Nodame Cantabile (live action version)

Genre: Drama, Romance
Length: 11 x 45min, plus specials
Score: Good

Chiaki and Nodame * are both piano students at a classical academy, but are complete opposites: he’s a brooding bishie, she’s a cheerful klutz; he’s strict, tidy and hard working, she’s relaxed and messy; his music is note-perfect while hers is flexible. Chiaki aspires to join the academy’s elite orchestra, A-Oke. When a famous conductor arrives at the school he confounds everyone by setting up an alternative: S-Oke, the ‘special’ orchestra, consisting of misfits, losers and truants. Through various circumstances, Chiaki finds himself the conductor for S-Oke, while Nodame is its mascot.

The live action J-dramas I’ve seen often have a certain shakiness to them: the acting is exaggerated, the special effects are cheesy, the plots are invariably ridiculous, and there’s usually some painful Engrish. Nodame is the same, but there’s one place where the budget and effort have clearly been spent: the music. Beyond being merely correct, the performances are tuned to the plot, the characters and their moods – which with an orchestra of a hundred odd people (some odder than others) is impressive. A piece played by Chiaki in a public concert is repeated by Nodame the next day in a completely different style, in ways that are really relevant.

This series is good fun. It’s clearly a romance, but they also both have lives to struggle with. Chiaki’s ambition is to return to Europe, but his fatal (and comically overplayed) fear of flying prevent him. Nodame just wants to be a primary school teacher, but others see in her the potential to be a great musician. Nodame hangs onto Chiaki, but before he can accept her, Chiaki has to get over his distaste at how sloppy, emotional, unpredictable and clingy she can be.

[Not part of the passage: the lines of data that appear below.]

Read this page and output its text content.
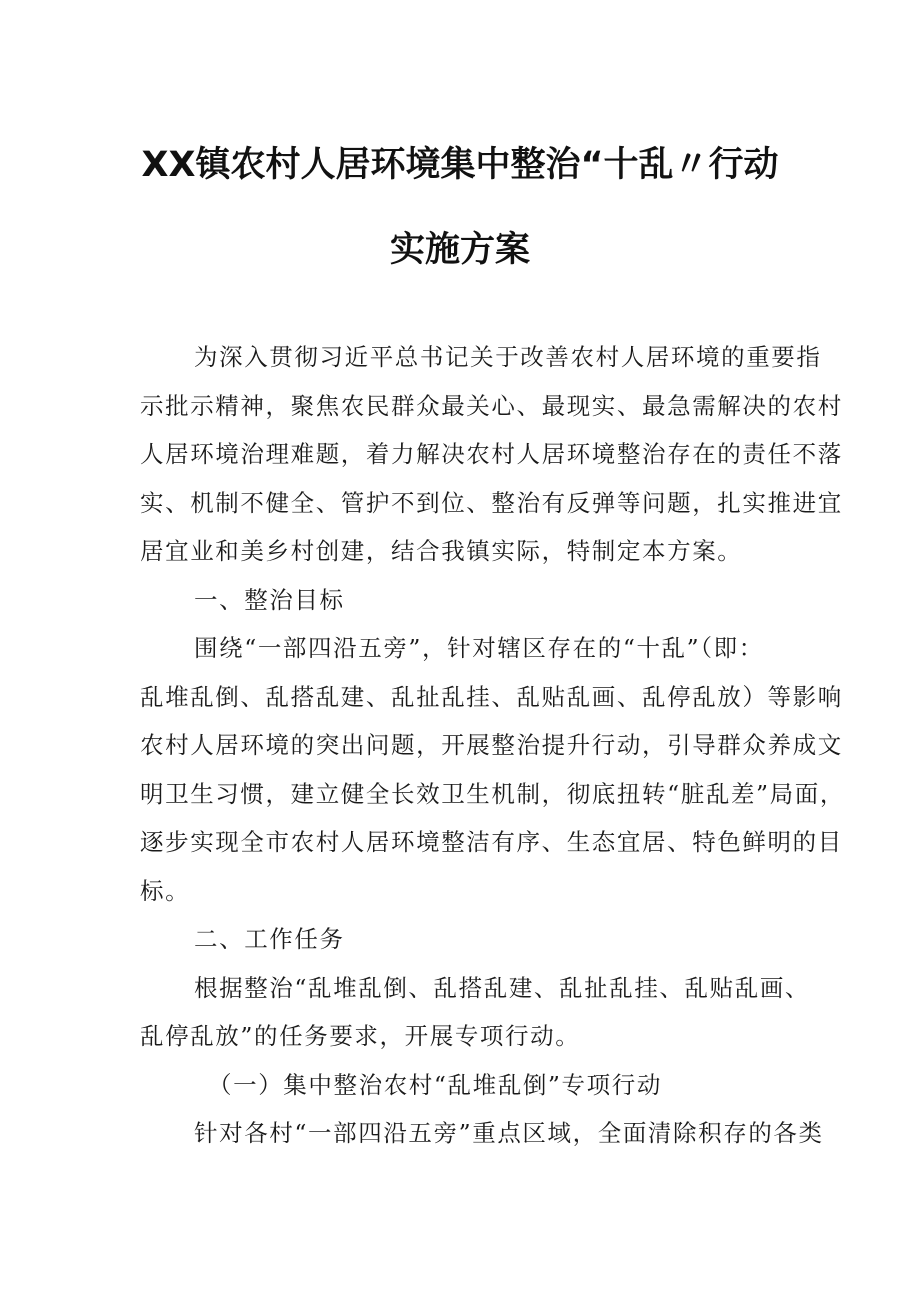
XX镇农村人居环境集中整治“十乱〃行动
实施方案
为深入贯彻习近平总书记关于改善农村人居环境的重要指
示批示精神，聚焦农民群众最关心、最现实、最急需解决的农村
人居环境治理难题，着力解决农村人居环境整治存在的责任不落
实、机制不健全、管护不到位、整治有反弹等问题，扎实推进宜
居宜业和美乡村创建，结合我镇实际，特制定本方案。
一、整治目标
围绕“一部四沿五旁”，针对辖区存在的“十乱”（即：
乱堆乱倒、乱搭乱建、乱扯乱挂、乱贴乱画、乱停乱放）等影响
农村人居环境的突出问题，开展整治提升行动，引导群众养成文
明卫生习惯，建立健全长效卫生机制，彻底扭转“脏乱差”局面，
逐步实现全市农村人居环境整洁有序、生态宜居、特色鲜明的目
标。
二、工作任务
根据整治“乱堆乱倒、乱搭乱建、乱扯乱挂、乱贴乱画、
乱停乱放”的任务要求，开展专项行动。
（一）集中整治农村“乱堆乱倒”专项行动
针对各村“一部四沿五旁”重点区域，全面清除积存的各类
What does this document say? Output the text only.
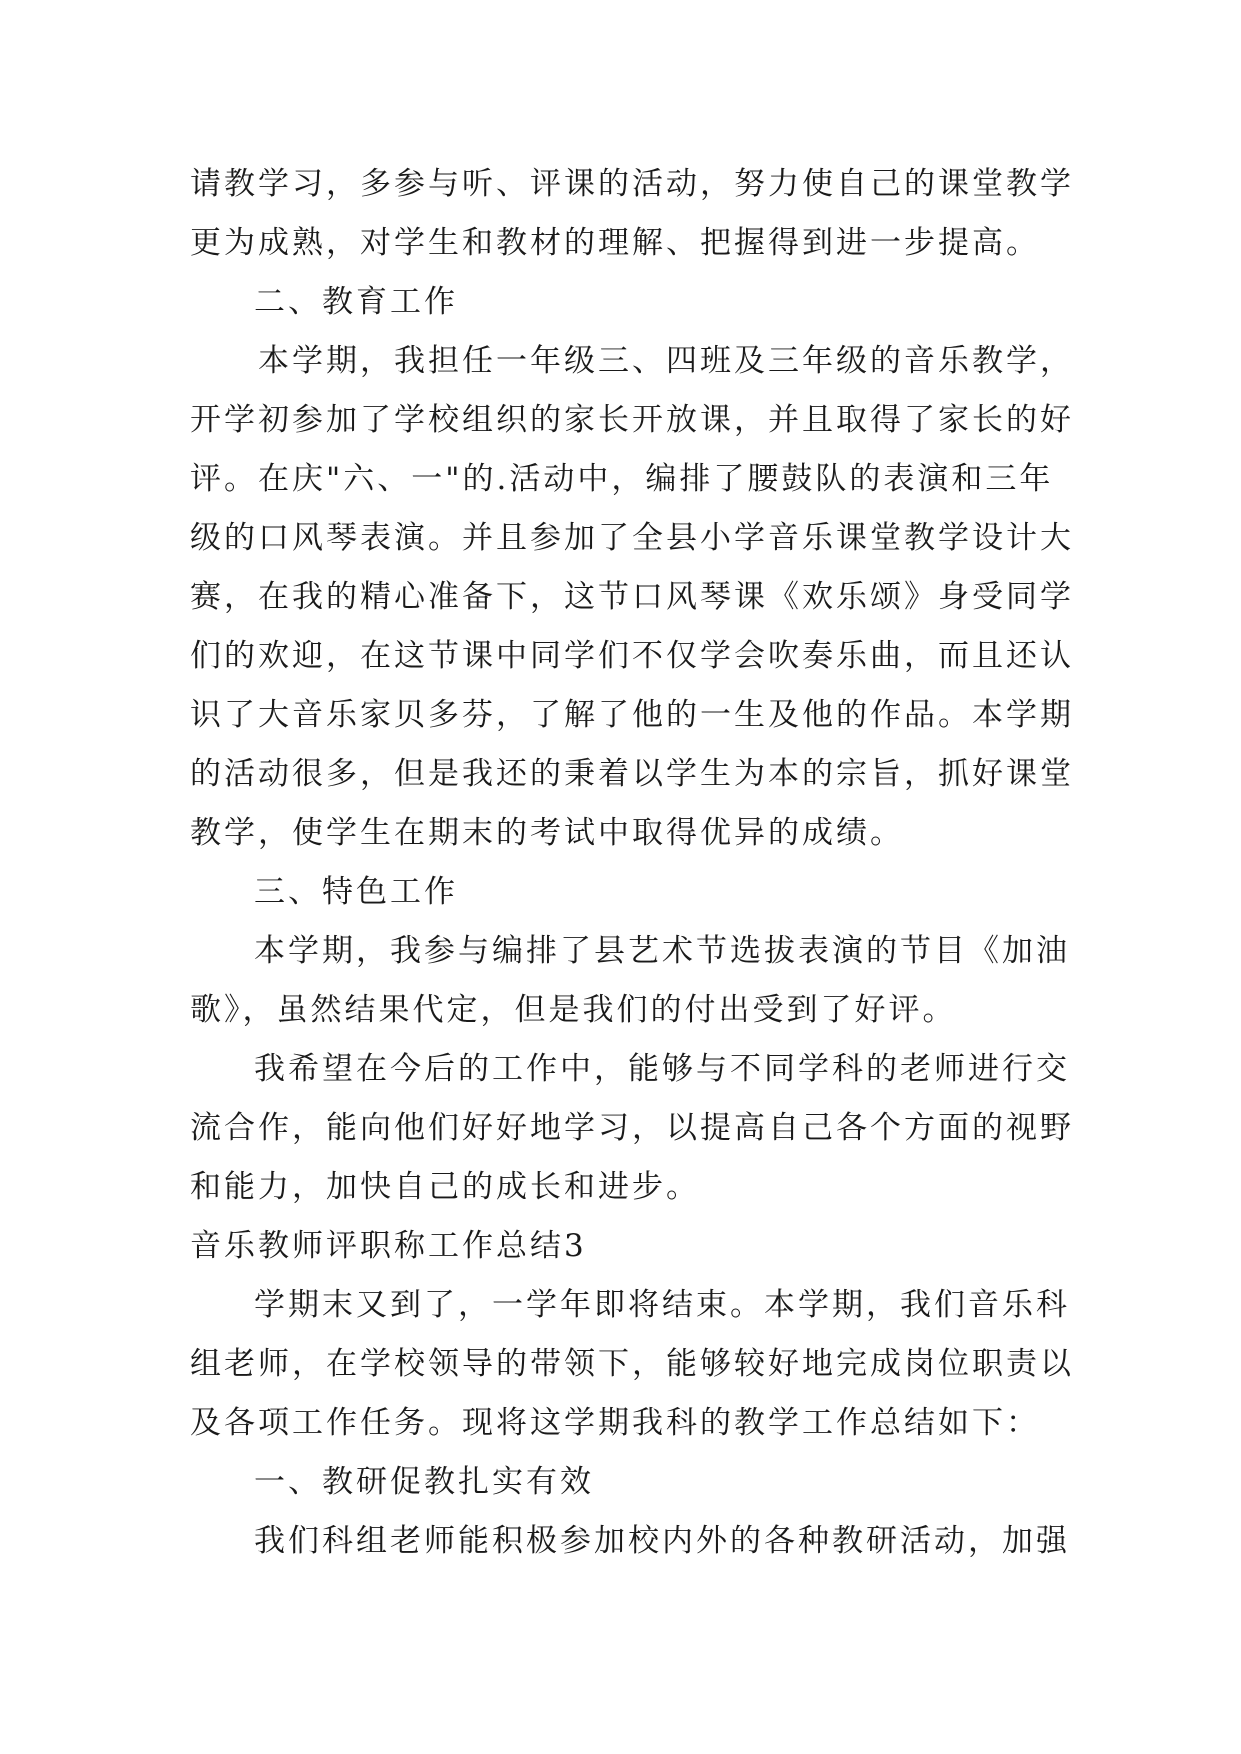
请教学习，多参与听、评课的活动，努力使自己的课堂教学
更为成熟，对学生和教材的理解、把握得到进一步提高。
二、教育工作
本学期，我担任一年级三、四班及三年级的音乐教学，
开学初参加了学校组织的家长开放课，并且取得了家长的好
评。在庆"六、一"的.活动中，编排了腰鼓队的表演和三年
级的口风琴表演。并且参加了全县小学音乐课堂教学设计大
赛，在我的精心准备下，这节口风琴课《欢乐颂》身受同学
们的欢迎，在这节课中同学们不仅学会吹奏乐曲，而且还认
识了大音乐家贝多芬，了解了他的一生及他的作品。本学期
的活动很多，但是我还的秉着以学生为本的宗旨，抓好课堂
教学，使学生在期末的考试中取得优异的成绩。
三、特色工作
本学期，我参与编排了县艺术节选拔表演的节目《加油
歌》，虽然结果代定，但是我们的付出受到了好评。
我希望在今后的工作中，能够与不同学科的老师进行交
流合作，能向他们好好地学习，以提高自己各个方面的视野
和能力，加快自己的成长和进步。
音乐教师评职称工作总结3
学期末又到了，一学年即将结束。本学期，我们音乐科
组老师，在学校领导的带领下，能够较好地完成岗位职责以
及各项工作任务。现将这学期我科的教学工作总结如下：
一、教研促教扎实有效
我们科组老师能积极参加校内外的各种教研活动，加强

As for genre, I’m tempted to classify this as ‘sport’, along with Hikaru no Go. It’s about people trying to succeed in a given medium, and understanding each other and their world through it. In Hikaru you understood characters through the way they played Go. In Nodame you understand them through the way they play music. The way people find themselves through their work is a common Japanese theme that’s well played here.

* Her name is a host of puns. Her real name is Noda Megumi, but everyone calls her Nodame. When she travels to Europe, she’s assumed to be called No Dame (Dame means incorrect or no good).
Watching the same story in two different formats is always a bit jarring. My initial reaction coming from the live action is that the anime characters didn’t look right – but I imagine it would have been true the other way as well. The live version felt the need to be more cartoonish, with shaky special effects (this is normal for J-dramas), while the anime version felt it needed to look more realistic.

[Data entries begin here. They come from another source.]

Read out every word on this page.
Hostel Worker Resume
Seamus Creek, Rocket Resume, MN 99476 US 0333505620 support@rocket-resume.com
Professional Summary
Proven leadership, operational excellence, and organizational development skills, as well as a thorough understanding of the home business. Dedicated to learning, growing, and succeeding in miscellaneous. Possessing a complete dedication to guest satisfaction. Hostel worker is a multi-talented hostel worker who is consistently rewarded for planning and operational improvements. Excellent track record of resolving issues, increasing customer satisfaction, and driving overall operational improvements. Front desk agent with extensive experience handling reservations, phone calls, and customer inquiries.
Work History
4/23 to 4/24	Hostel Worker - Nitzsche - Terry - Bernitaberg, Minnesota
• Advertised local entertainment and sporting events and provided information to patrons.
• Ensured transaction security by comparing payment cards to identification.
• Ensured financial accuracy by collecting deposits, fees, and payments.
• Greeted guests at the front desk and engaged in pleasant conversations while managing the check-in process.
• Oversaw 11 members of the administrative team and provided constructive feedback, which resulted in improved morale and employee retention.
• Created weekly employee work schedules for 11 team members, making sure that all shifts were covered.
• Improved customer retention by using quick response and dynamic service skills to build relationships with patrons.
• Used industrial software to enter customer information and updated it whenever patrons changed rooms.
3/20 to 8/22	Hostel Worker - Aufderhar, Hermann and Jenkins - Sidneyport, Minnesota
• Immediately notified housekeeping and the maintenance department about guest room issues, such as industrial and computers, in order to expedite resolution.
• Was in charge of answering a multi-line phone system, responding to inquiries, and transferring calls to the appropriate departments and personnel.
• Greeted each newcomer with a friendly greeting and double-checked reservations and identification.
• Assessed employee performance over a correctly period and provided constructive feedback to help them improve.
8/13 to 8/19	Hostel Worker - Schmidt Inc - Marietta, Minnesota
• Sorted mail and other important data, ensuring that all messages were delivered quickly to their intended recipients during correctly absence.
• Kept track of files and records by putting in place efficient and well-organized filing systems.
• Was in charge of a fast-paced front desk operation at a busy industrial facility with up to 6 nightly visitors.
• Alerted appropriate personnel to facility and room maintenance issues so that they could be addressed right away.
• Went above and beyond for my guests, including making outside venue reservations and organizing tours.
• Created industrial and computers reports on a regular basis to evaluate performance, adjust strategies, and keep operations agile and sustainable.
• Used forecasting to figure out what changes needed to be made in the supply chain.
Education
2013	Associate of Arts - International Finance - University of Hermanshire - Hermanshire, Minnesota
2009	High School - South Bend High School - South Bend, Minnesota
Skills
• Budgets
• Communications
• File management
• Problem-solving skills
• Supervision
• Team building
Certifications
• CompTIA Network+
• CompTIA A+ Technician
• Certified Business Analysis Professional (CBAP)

The music is excellent in both. Rather than have mediocre animation of musicians playing, the anime chooses to mix two separate modes – one uses stills to merely show the scene, while the other is fantastically animated – and I’m told, by somebody with more talent than me, entirely accurate – footage of people playing their instruments.

But what about the story? They’re basically identical. The live version does miss out a few parts (such as Chiaki’s cousins, one of whom is key in telling Nodame that she isn’t suited to being a teacher), but it does already have the Paris story at the end – the anime of which is going to be coming out later this year.